En política como en religión a los jóvenes les han fascinado sobre todo los extremos. Por eso pueden llegar a ser hasta más violentos que los adultos. ¿Por qué les gustan tanto las películas con sangre, los juegos de terror?

Los mayores sabemos hoy quién fue realmente el mítico Che Guevara, con sus idealismos y también con su carga de violencia y crueldad. Y, sin embargo, para millones de jóvenes representó un nuevo dios en la tierra. Lo veneraron como a un santo.

En el otro campo, el religioso, que tanto ha configurado a la humanidad, basta recordar que, por ejemplo, la figura del judío Jesús de Nazaret, fundador del cristianismo nacido de las entrañas del judaísmo, no fue el dulce cordero que cierta piedad religiosa ha plasmado. Fue un iconoclasta con la casta política y religiosa de su tiempo. Revolucionó y escandalizó con sus críticas al poder tirano del rey Herodes, al que desafió y llegó a llamarle “zorra”.

En la entraña del cristianismo anida la rebeldía. No es una religión del conformismo. “Sed fríos o calientes, porque si sois tibios os vomitaré de mi boca”, reza la Biblia. Y también el judío que revolucionó su propia religión animaba a ser “astutos como las serpientes”.

Jesús, el manso para los devotos, fue el joven capaz de escandalizar en su tiempo con su revolución a favor de la mujer, hasta de las prostitutas. Fue capaz, sabiendo que se jugaba la vida, como así fue, cuando en un gesto de rebeldía contra la casta sacerdotal que explotaba a los más pobres, echó patas arriba las mesas de los cambistas dentro del Templo sagrado de los judíos.

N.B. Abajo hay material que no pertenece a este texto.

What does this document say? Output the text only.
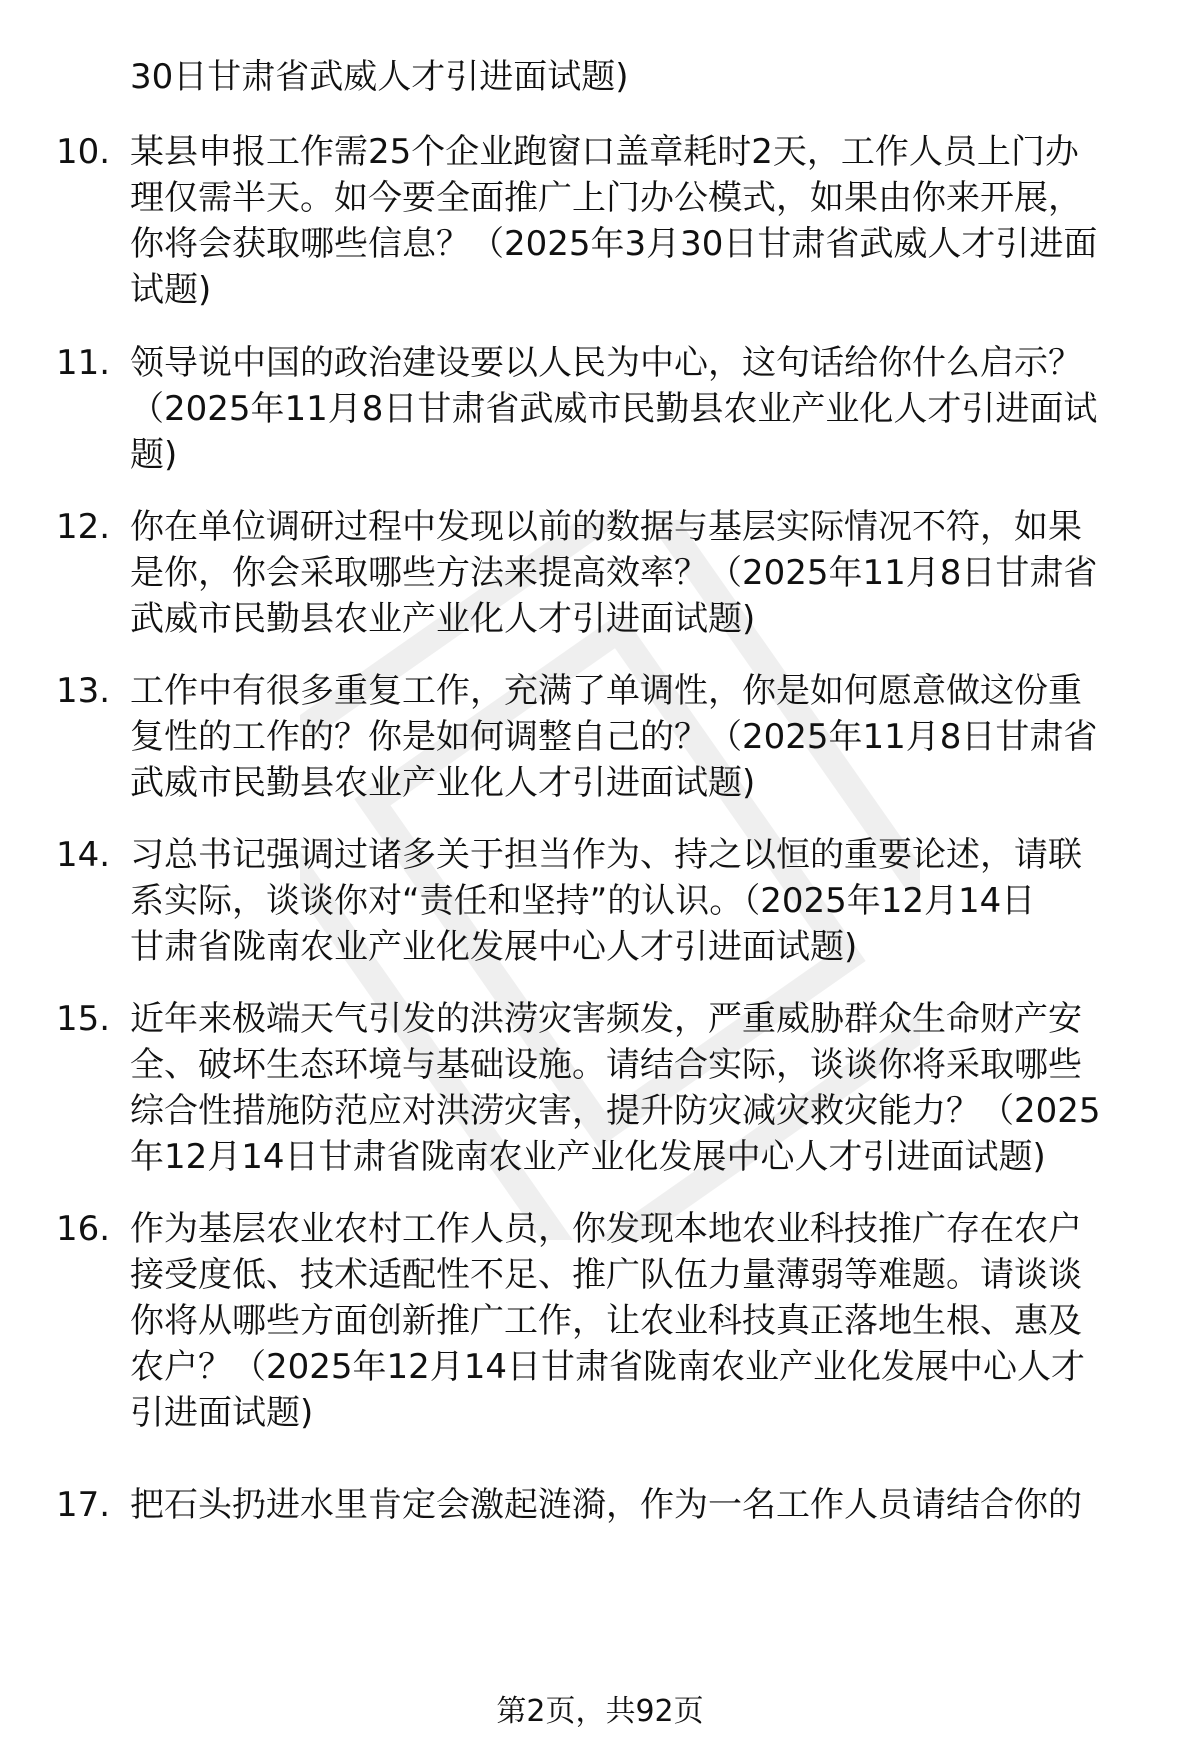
30日甘肃省武威人才引进面试题)
10. 某县申报工作需25个企业跑窗口盖章耗时2天，工作人员上门办
理仅需半天。如今要全面推广上门办公模式，如果由你来开展，
你将会获取哪些信息？（2025年3月30日甘肃省武威人才引进面
试题)
11. 领导说中国的政治建设要以人民为中心，这句话给你什么启示？
（2025年11月8日甘肃省武威市民勤县农业产业化人才引进面试
题)
12. 你在单位调研过程中发现以前的数据与基层实际情况不符，如果
是你，你会采取哪些方法来提高效率？（2025年11月8日甘肃省
武威市民勤县农业产业化人才引进面试题)
13. 工作中有很多重复工作，充满了单调性，你是如何愿意做这份重
复性的工作的？你是如何调整自己的？（2025年11月8日甘肃省
武威市民勤县农业产业化人才引进面试题)
14. 习总书记强调过诸多关于担当作为、持之以恒的重要论述，请联
系实际，谈谈你对“责任和坚持”的认识。（2025年12月14日
甘肃省陇南农业产业化发展中心人才引进面试题)
15. 近年来极端天气引发的洪涝灾害频发，严重威胁群众生命财产安
全、破坏生态环境与基础设施。请结合实际，谈谈你将采取哪些
综合性措施防范应对洪涝灾害，提升防灾减灾救灾能力？（2025
年12月14日甘肃省陇南农业产业化发展中心人才引进面试题)
16. 作为基层农业农村工作人员，你发现本地农业科技推广存在农户
接受度低、技术适配性不足、推广队伍力量薄弱等难题。请谈谈
你将从哪些方面创新推广工作，让农业科技真正落地生根、惠及
农户？（2025年12月14日甘肃省陇南农业产业化发展中心人才
引进面试题)
17. 把石头扔进水里肯定会激起涟漪，作为一名工作人员请结合你的
第2页，共92页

Lo crucificaron joven porque desafió a las castas religiosas y políticas. Más tarde, cuando el cristianismo primitivo y revolucionario empezó a aburguesarse y a ser más la Iglesia de los privilegiados que de los abandonados en las cunetas de la vida, cuando empezó a masculinizarse y a arrinconar a la mujer relegándola a objeto de pecado, perdió su encanto y perdió a los jóvenes.

No, por favor, no estoy loco como para comparar a Milei y su triunfo inesperado con los grandes líderes políticos y religiosos mundiales adorados por los jóvenes. Pero quizás descubramos que esta vez en Argentina hayan sido sobre todo esos jóvenes y las mujeres, siempre las cenicientas en la política de la casta, quienes hayan preferido al pseudo-revolucionario, Milei, al clásico Massa, hijo de la casta, pulcro, tranquilo, sin sorpresas y sin esperanzas de revolucionar la gastada, cansada y corrupta democracia de hoy.

Hay en los evangelios cristianos un pasaje interesante que cobra hoy actualidad en la política. El intelectual fariseo Nicodemo estaba intrigado con la fascinación que le creaba el desarrapado profeta Jesús, siempre rodeado de analfabetos y desheredados del poder, lo que llamamos hoy la ralea.

Al intelectual y culto Nicodemo llegó a intrigarle aquel Jesús iconoclasta que se divertía con las paradojas y escandalizaba cuando maldijo a una higuera que estaba sin fruto aunque no era tiempo de higos. Tanto le intrigaba aquel joven revolucionario que pidió encontrarse con él, pero de noche, a escondidas.

Jesús desbarató al intelectual cuando le dijo que lo que necesitaba era volver al vientre de su madre para poder renacer. Era una provocación. Era decirle que necesitaba revisar su vida, olvidarse de pertenecer a una casta que se resistía a cambiar, a superarse, a abrir los ojos, a entender que de alguna forma la religión, política y sus valores democráticos y de justicia social necesitan renacer o están llamados a morir.

Quizás la sorpresa de las elecciones argentinas haya sido un aldabonazo que resonará en todo el mundo, que obligará a la vieja academia intelectual, a la ya cansada política burocratizada y corrompida y al descarrilado tren de la democracia a volver a sus orígenes. Y eso les guste o no.